Building infrastructures where the systems are completely hidden from the people building applications is a very powerful thing. Consider what it takes to create an artificial intelligence and machine learning platform. It isn’t necessary to build the actual machine learning platforms, learn how to build models or learn neural networking computational methods. Hidden complexity makes it possible to simply apply data to training sets and get results.
Hiding complexity enables faster innovation because these abstractions hide incredibly complex thinking. This pattern is most apparent in the public cloud industry, where cloud and SaaS providers serve easy-to-consume services and APIs to their customers. This hidden complexity– or cheap complexity problem– makes me think of Jevons Paradox.
Jevons Paradox
Jevons Paradox states that as the per-cost unit of consuming a resource become less expensive, the consumption of that resource actually increases. The economics of reducing the per-cost actually increase demand and ultimately increase the utility of that resource.
For example, every time we make cars more efficient, people drive more and ultimately use more gas. I believe the same thing is happening in cloud technologies with complexity. It’s a Jevons Complexity Paradox.
Jevons Complexity Paradox
We all know that complex infrastructure systems are fragile and unsustainable. They are difficult to change, hard to build on top of, and risky. Yet, by consuming services offered by others (the Jevons Complexity Paradox) we’re able to build very complex systems without the apparent cost of adding complexity. This is because the abstractions hide that complexity.
Hidden complexity has become inexpensive, leading some to consider it low risk. The way we think about building systems in general has changed. This belief has evolved because sometimes we don’t understand or don’t see the complexity behind the scenes. In many cases we expect the service providers on which we rely to bear the cost of complexity, for which we willingly pay a marginal cost. We’re happily outsourcing the management of the complexity to somebody else with the expectation that that complexity will not come back to bite us.
Unexpected Impacts of Outsourced Complexity
We have seen examples where outsourced complexity impacts our systems in unexpected ways. Consider the recent AWS Cloud failure, where one system failure cascaded into other system failures across their network.
It started from a simple IT challenge: extending server capacity past the threshold. However, this event caused outages across the internet. Primary services were impacted by cascading system failures. As subsequent services were impacted, it showed just how interconnected all of our technology stacks have become.

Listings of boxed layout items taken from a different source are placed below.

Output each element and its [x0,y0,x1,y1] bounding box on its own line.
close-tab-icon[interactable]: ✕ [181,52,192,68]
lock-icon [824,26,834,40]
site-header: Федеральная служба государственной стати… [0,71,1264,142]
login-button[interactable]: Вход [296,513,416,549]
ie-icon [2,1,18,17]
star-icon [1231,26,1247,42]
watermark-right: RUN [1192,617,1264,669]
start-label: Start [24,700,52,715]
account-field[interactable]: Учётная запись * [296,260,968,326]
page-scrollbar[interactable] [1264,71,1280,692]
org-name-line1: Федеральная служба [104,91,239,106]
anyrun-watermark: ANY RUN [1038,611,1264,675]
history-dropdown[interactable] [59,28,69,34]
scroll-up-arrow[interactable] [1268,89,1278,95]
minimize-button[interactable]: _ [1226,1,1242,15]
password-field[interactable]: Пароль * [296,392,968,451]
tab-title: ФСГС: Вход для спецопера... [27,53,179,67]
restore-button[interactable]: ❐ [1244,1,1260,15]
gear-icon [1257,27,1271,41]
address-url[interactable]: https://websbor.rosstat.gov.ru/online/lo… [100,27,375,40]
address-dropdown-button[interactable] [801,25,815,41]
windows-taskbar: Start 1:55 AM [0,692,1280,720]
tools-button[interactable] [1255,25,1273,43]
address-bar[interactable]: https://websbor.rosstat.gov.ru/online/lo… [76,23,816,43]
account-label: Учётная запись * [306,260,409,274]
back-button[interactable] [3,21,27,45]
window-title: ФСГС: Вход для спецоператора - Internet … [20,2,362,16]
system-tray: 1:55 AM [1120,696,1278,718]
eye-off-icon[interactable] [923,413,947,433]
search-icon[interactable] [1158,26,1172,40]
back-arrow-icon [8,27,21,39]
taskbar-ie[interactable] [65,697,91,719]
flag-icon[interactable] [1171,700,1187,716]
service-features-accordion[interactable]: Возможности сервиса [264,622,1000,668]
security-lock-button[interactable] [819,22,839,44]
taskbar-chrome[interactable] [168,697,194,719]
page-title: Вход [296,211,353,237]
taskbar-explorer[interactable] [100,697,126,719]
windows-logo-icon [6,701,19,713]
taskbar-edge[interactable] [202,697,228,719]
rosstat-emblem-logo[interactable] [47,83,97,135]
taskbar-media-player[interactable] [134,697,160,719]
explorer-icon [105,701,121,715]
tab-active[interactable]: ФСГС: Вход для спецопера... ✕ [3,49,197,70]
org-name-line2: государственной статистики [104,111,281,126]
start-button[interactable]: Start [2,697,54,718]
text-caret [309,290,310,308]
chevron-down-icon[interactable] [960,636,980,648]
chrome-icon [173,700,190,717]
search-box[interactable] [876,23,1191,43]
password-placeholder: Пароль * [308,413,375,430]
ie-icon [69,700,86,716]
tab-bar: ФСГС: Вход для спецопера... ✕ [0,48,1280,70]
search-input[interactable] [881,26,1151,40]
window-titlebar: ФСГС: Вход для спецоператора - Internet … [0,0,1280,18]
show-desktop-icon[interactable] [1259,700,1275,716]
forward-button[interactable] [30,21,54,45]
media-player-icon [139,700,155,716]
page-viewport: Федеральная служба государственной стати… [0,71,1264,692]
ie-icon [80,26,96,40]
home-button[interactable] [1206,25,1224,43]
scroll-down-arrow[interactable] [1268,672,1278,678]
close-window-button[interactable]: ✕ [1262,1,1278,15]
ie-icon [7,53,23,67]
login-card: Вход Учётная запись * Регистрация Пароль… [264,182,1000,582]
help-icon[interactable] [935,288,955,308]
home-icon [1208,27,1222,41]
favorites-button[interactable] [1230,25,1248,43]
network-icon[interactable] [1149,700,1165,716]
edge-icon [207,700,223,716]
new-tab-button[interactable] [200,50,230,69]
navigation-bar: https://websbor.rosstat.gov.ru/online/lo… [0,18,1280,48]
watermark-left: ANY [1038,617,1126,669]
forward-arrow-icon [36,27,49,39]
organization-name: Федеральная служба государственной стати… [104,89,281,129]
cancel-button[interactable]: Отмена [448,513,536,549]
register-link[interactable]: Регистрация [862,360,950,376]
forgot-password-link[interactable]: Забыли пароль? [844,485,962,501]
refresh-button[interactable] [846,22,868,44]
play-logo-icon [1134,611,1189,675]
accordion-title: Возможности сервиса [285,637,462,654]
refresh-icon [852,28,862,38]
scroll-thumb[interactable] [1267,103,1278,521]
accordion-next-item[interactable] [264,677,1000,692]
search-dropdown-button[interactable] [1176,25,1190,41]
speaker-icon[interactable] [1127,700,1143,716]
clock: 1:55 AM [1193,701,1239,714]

Ultimately, this failure proved that we are not aware of and cannot anticipate the ways in which our technology stacks are connected. Most of the time, those interconnections are completely invisible to our day to day environment. The risks posed by these interconnections only surface during failures or security violations.
What is the Breaking Point of Hidden Complexity?
The purpose of this post is not to throw stones at complexity. In many ways, the services and the cloud models have enabled us to build fantastic systems.
But hidden complexity prompts us to consider the following:
- Have we created a positive feedback cycle for complexity? Do we accumulate complexity because it’s hidden or inexpensive? What is the breaking point?
- WIth hidden or outsourced complexity, when does that debt come due?
It’s possible that there is no breaking point. Perhaps you the systems you build are isolated and abstracted. Maybe you build amazing protections against the types of faults that we inherit through our dependence on an external service.
Personally, I believe there is a breaking point. One of the ways this breaking point surfaces is the dependency on ever faster innovation and release cycles. As an industry, we are becoming incredibly dependent on maintaining and keeping up with the latest patches, changes, and updates. The window in which we can expect technology to work has steadily decreased from years to months to weeks.
Hidden Complexity and the Shrinking Systems Decay Time
Producing repeatable results requires understanding the huge list of interconnected tangle of APIs, libraries, modules and operating systems. If you don’t constantly update, patch, and keep up with your software in a very narrow system window, then your software decays exponentially. It doesn’t take long for the software to decay to the point where starting up an application that hasn’t run for six months is expected to fail.
In the Jevons complexity paradox model we might expect that decay time to continue to shrink. To keep these systems working together they must be maintained within a very limited window so the system and the API work as expected. Without this constant maintenance synchronization, the systems can’t continue to respond to the hidden complexity. If this happens, they won’t innovate.
Real Talk
The challenge isn’t having complex systems that we don’t have to worry about maintaining. The challenge is about the dependency that we create across all of those systems. If we depend on something that depends on something that depends on something, the complexity as a system view still accumulates. The bill for hidden complexity will still come due.
The Jevons complexity paradox questions if this complexity is a system issue, or if it can be isolated into just a single organization’s scope of concern. History tells me that it’s a systems problem. It tells me we can push systems out of balance very quickly by not factoring in, hiding, or ignoring complexity. But history has also shown me that how things surface in cloud and cloud economics is very difficult to predict.
We have a real enigma on our hands. What happens to all of that complexity? Are we creating systems that build complexity ever faster instead of systems that limit complexity over time? What are your thoughts on the Jevons complexity paradox?